Seo earned 77 of 99 possible votes cast by media to win the MVP in a landslide. During the regular season, he set new league records with 201 hits, 135 runs scored and 17 triples, while winning his first batting title with a .370 average.

It's hard to believe this is the same player who was struggling to hold on to a job in professional baseball just two years ago. Seo was an undrafted rookie who once went unrecognized by public relations managers of his own club in spring training. Now one of the league's premier hitting machines playing on an upstart title contender, Seo is an inspirational embodiment of hope and dreams for underdogs.

Seo made his KBO debut with the LG Twins in 2008, but had all of one at-bat during that season. He struck out.

He was released in August 2009, and did his two years of mandatory military service. Following his discharge, Seo, hoping to get another shot at the KBO, signed up for an open tryout for the Heroes.

He was one of only 20 participants to pass the test, and reported to the Heroes' spring training in 2012.

The virtual unknown infielder didn't even receive a proper number for the back of his uniform. Seo wore 111 during spring training, a number he later said he enjoyed wearing because "1" was his favorite number.

Seo got his break when Kim Min-sung, who'd been playing second and third, was injured before the start of the new season. Making a start at second base and batting ninth on the opening day in 2012, Seo hit a go-ahead two-run single against the Doosan Bears.

The rest has been history.

Seo hit, ran and fielded his way into the starting lineup. For the season, Seo appeared in 127 of 133 games, batting .266 with the league-leading 10 triples. He was second in the league with 39 steals, and eighth with 70 runs scored.

Seo was the runaway winner of the Rookie of the Year honors and also captured the Golden Glove at second base. Though the latter award, despite its name, is usually presented to the best offensive player at a given position, Seo did flash leather with a good range.

A toe injury limited Seo to just 86 games in 2013, and he batted .266 for the second straight year while stealing 26 bases.

Seo came back with a vengeance in 2014. He started lifting weights with more earnest, and he also chose a heavier bat and changed his batting stance.

At the plate, Seo bends his knees inward and pulls his hands closer to his body than before. It's certainly not the prettiest of the stances, but it has paid huge dividends, by allowing him to turn on inside pitches better than a year ago.

Seo has hit with a remarkable consistency all season. He had 62 hits to left, 67 up the middle and 72 to right. He played all 128 games this year, and went hitless in just 21 of them.
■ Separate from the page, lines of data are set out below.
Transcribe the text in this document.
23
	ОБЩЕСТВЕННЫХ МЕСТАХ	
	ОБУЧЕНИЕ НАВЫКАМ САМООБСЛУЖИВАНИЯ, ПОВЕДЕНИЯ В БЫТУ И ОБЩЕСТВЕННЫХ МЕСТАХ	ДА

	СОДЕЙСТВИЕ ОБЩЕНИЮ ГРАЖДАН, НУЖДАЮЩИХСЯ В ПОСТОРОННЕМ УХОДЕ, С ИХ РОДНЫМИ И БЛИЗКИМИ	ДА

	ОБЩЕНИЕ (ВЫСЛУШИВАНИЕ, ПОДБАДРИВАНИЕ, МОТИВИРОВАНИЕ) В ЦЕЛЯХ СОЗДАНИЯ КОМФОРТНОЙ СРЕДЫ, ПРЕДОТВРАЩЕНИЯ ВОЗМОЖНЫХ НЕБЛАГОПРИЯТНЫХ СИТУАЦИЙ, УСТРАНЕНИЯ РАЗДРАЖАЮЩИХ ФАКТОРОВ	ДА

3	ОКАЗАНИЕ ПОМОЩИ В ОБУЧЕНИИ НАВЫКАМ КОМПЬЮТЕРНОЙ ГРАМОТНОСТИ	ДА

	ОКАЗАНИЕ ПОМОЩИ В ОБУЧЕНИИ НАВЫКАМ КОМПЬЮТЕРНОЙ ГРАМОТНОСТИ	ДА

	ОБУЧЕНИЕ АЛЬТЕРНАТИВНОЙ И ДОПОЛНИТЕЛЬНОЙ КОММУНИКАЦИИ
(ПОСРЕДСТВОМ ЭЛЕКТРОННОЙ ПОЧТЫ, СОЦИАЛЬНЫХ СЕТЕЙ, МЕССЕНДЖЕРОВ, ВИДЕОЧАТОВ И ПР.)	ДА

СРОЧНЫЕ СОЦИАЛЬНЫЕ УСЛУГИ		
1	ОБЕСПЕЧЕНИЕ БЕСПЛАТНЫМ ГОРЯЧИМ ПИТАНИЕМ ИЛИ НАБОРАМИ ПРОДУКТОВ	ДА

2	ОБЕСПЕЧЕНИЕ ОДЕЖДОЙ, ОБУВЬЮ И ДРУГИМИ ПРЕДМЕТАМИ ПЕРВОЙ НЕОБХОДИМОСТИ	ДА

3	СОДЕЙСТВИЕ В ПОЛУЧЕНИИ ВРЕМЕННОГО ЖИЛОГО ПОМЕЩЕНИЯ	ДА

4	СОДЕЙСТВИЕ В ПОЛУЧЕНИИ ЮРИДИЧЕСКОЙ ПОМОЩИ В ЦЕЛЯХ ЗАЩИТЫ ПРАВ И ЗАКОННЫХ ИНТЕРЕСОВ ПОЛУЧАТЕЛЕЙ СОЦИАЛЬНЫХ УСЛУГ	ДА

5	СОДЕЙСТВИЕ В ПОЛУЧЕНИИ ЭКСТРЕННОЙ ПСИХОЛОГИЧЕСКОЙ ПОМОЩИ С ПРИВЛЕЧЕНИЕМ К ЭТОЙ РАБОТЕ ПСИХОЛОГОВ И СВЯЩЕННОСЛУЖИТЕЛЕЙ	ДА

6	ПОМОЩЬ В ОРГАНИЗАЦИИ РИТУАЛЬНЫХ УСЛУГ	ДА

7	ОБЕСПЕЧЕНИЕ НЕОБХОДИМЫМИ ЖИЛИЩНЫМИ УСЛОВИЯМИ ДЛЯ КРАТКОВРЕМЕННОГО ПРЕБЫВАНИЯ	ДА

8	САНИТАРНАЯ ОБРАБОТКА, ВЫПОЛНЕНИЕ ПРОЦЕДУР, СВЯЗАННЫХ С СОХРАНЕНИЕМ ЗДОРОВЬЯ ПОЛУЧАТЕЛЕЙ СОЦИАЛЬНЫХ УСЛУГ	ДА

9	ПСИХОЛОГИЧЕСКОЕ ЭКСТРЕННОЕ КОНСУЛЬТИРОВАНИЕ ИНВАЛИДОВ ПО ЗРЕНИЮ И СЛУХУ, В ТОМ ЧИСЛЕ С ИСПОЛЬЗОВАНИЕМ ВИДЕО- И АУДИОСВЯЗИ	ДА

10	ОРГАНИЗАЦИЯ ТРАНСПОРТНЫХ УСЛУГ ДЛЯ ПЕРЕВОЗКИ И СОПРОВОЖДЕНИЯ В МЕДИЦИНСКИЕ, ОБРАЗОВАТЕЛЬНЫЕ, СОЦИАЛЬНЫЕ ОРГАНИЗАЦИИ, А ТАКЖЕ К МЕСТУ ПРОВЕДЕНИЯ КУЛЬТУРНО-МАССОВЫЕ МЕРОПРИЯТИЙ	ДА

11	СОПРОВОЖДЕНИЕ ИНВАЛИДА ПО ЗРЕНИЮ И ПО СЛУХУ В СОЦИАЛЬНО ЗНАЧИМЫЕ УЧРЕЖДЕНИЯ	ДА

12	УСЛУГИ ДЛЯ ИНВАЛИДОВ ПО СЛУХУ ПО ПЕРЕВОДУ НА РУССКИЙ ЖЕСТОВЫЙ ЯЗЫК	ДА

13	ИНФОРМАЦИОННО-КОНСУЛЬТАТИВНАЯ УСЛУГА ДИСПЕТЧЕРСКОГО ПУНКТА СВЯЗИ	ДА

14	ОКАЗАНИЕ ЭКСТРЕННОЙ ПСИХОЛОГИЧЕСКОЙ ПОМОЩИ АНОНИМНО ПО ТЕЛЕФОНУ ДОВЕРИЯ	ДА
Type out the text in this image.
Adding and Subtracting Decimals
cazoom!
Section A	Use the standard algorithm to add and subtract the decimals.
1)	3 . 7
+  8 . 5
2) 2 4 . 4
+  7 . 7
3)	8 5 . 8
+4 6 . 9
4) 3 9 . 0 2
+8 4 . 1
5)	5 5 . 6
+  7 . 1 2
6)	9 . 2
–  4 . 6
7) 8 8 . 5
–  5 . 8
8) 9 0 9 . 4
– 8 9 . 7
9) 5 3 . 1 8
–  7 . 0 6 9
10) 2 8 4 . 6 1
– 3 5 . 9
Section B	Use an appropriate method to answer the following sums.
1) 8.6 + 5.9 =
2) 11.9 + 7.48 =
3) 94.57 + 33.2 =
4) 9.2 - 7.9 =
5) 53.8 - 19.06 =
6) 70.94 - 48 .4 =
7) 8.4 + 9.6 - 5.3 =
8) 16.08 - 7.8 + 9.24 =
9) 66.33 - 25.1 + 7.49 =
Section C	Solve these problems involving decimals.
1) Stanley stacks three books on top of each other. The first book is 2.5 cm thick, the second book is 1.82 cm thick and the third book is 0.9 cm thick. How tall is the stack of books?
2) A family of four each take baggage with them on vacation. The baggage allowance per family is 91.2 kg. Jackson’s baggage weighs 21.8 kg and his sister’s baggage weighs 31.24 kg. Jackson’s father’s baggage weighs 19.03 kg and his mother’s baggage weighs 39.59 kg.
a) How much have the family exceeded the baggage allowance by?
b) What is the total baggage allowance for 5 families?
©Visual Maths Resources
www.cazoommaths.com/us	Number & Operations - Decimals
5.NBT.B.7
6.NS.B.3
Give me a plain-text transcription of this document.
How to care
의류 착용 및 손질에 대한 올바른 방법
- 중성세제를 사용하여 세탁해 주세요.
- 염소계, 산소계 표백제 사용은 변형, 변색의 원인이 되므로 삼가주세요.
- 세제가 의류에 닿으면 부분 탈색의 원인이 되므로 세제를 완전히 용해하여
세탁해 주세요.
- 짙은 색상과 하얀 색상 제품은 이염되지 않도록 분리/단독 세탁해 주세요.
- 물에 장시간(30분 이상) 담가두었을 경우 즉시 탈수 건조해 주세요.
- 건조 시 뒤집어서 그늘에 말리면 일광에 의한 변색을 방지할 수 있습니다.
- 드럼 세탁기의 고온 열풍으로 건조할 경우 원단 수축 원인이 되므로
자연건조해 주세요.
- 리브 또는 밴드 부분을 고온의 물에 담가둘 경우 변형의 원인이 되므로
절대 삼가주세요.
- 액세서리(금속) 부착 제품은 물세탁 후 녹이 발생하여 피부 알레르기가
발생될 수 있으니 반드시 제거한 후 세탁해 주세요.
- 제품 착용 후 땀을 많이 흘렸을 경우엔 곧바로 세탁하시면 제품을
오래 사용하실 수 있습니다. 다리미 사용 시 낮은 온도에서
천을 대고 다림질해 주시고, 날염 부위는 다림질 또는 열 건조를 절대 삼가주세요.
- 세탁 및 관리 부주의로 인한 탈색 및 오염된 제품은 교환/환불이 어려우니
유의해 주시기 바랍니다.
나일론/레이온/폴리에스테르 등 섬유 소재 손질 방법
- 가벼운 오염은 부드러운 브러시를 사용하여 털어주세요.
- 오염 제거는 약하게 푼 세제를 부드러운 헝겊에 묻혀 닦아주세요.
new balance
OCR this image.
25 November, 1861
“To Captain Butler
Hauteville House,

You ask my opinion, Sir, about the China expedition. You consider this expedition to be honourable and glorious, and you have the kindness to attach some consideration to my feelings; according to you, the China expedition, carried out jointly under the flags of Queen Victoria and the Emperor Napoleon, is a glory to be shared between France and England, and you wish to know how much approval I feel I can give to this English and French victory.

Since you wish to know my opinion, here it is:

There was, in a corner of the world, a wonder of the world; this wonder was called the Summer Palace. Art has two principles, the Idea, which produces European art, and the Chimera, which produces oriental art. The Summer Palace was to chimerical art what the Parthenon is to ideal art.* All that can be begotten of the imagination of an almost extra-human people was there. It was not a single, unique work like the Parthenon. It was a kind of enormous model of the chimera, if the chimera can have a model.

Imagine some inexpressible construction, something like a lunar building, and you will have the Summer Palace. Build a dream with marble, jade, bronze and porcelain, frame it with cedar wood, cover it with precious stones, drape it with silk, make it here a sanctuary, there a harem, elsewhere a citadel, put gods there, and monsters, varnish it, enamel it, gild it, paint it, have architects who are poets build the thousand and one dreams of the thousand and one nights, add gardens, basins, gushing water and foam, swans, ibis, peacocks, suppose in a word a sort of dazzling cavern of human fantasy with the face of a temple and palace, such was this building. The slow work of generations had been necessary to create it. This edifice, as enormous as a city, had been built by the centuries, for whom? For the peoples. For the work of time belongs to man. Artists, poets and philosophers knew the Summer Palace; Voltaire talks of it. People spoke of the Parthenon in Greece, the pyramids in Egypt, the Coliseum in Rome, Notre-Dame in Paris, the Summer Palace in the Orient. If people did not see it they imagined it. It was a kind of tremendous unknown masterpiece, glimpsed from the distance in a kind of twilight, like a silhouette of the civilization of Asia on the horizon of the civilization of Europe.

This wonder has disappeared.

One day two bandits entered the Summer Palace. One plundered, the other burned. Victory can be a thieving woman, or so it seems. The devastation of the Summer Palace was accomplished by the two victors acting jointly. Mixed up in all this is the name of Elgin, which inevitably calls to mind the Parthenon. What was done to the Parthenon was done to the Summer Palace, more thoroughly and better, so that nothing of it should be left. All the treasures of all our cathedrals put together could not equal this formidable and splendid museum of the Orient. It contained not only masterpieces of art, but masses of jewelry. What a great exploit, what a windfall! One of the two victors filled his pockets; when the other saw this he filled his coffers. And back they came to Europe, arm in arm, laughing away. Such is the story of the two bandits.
Only once did he fail to get a hit on back-to-back days.

Though Seo will never be known for his power, he finished fourth in the league in total bases with 297, ahead of four 30-homer sluggers. Seo was largely helped by his 41 doubles and 17 triples, both tops in the league. In triples, no one else even reached the double figures this year.

The KBO teams each played 128 games this year, compared to 162 in Major League Baseball and 144 in Japan's Nippon Professional Baseball.

This year in the big leagues, only Jose Altuve of the Houston Astros (225) and Michael Brantley of the Cleveland Indians (200) had at least 200 hits. In Japan, Tetsuto Yamada of the Yakult Swallows had 193 hits to lead the NPB, but no other player had more than 190.

The KBO will expand from nine clubs to 10 clubs next year and they will each play 144 games. Still in his athletic prime with a good work ethic to boot, Seo just might break his own offensive records in 2015.